Rapidly Grown Hexagonal Organic Microtubes Using Ionic Liquids for an Enhanced Optical Waveguide Effect

Abstract

An optical waveguide that transmits the electromagnetic waves is a critical component for various optoelectrical applications including integrated optical circuits and optical communications. Among many, the 1D tubular optical waveguide structure enables efficient distant energy transfer via mode selection within the optical microcavity. However, its application is limited due to the complicated fabrication process. Herein, hexagonal tris(8-hydroxyquinoline) aluminum (Alq(3)) microtubes with an average longitudinal length of approximate to 15 mu m are self-assembled within few minutes by utilizing 1-butyl-3-methylimidazolium tetrafluoroborate (BMIMBF4) ionic liquids.
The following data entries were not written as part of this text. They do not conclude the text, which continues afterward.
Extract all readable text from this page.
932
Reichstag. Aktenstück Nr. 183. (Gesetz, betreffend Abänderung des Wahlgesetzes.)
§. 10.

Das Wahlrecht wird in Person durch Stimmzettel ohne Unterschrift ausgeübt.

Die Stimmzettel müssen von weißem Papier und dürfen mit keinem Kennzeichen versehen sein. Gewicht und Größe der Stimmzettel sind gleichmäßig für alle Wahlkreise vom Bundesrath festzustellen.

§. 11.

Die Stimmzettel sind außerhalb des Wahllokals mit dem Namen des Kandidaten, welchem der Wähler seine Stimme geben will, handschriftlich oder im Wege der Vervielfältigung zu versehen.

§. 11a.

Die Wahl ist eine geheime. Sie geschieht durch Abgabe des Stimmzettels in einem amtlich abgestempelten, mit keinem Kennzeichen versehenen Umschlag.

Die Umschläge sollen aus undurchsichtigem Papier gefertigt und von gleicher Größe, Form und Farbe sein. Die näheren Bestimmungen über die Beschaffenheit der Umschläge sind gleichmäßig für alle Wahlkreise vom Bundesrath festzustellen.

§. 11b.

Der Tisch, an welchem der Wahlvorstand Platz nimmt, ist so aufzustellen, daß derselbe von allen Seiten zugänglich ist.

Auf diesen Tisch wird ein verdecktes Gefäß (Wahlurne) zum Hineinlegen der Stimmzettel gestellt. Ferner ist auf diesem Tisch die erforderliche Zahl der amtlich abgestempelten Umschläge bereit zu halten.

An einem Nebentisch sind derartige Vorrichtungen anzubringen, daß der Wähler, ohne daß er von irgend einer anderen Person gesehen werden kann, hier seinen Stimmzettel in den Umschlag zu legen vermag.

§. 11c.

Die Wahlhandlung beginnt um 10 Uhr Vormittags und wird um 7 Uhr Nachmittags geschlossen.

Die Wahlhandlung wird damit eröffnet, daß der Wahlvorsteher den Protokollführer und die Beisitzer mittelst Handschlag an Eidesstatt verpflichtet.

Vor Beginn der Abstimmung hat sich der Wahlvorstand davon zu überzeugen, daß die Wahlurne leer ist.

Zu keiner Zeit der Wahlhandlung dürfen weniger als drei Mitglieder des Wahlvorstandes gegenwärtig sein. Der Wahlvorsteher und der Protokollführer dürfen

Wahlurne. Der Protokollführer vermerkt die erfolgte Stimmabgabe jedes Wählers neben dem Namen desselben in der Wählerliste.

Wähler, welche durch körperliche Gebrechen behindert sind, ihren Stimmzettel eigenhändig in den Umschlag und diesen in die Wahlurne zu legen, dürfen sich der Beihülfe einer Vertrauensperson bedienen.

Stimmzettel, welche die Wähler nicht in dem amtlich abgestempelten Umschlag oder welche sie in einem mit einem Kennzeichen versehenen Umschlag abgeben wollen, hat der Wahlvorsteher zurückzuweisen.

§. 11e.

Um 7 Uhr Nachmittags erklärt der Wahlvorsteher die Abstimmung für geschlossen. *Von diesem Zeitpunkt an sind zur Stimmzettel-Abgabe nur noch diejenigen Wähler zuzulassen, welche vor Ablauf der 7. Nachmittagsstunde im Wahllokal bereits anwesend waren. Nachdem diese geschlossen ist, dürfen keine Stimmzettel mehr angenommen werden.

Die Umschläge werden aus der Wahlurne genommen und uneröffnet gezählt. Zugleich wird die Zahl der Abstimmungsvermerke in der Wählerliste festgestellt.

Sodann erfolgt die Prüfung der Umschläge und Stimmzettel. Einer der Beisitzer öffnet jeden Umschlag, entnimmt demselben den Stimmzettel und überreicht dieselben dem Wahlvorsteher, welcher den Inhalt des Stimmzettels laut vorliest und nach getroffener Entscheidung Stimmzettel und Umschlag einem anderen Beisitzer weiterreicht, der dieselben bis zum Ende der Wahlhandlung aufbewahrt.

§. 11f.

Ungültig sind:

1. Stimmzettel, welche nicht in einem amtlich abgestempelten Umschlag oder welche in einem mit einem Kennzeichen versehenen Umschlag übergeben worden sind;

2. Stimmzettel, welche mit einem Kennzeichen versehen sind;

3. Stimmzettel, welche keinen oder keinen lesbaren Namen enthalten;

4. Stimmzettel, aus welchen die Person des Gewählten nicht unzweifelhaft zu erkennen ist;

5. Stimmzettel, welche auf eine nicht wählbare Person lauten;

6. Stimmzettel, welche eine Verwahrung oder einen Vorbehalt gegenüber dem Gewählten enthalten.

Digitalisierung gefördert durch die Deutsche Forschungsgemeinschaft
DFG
The swift fabrication is enabled by the high electron affinity of BMIMBF4 that forms hexagonal microrods. Also, BMIMBF4 ionic liquid etches the central region of micorods during its growth, forming microtubes with a wall thickness of approximate to 650 nm. The fabricated Alq(3) microtubes show significantly improved waveguide characteristics with reduced optical loss coefficient (0.054 mu m(-1)) compared to that of microrods (0.271 mu m(-1)). The demonstrated method to fabricate Alq(3) microtubes with ionic liquid is an efficient approach to utilize organic microstructures as an optoelectrical components for advanced optical communications.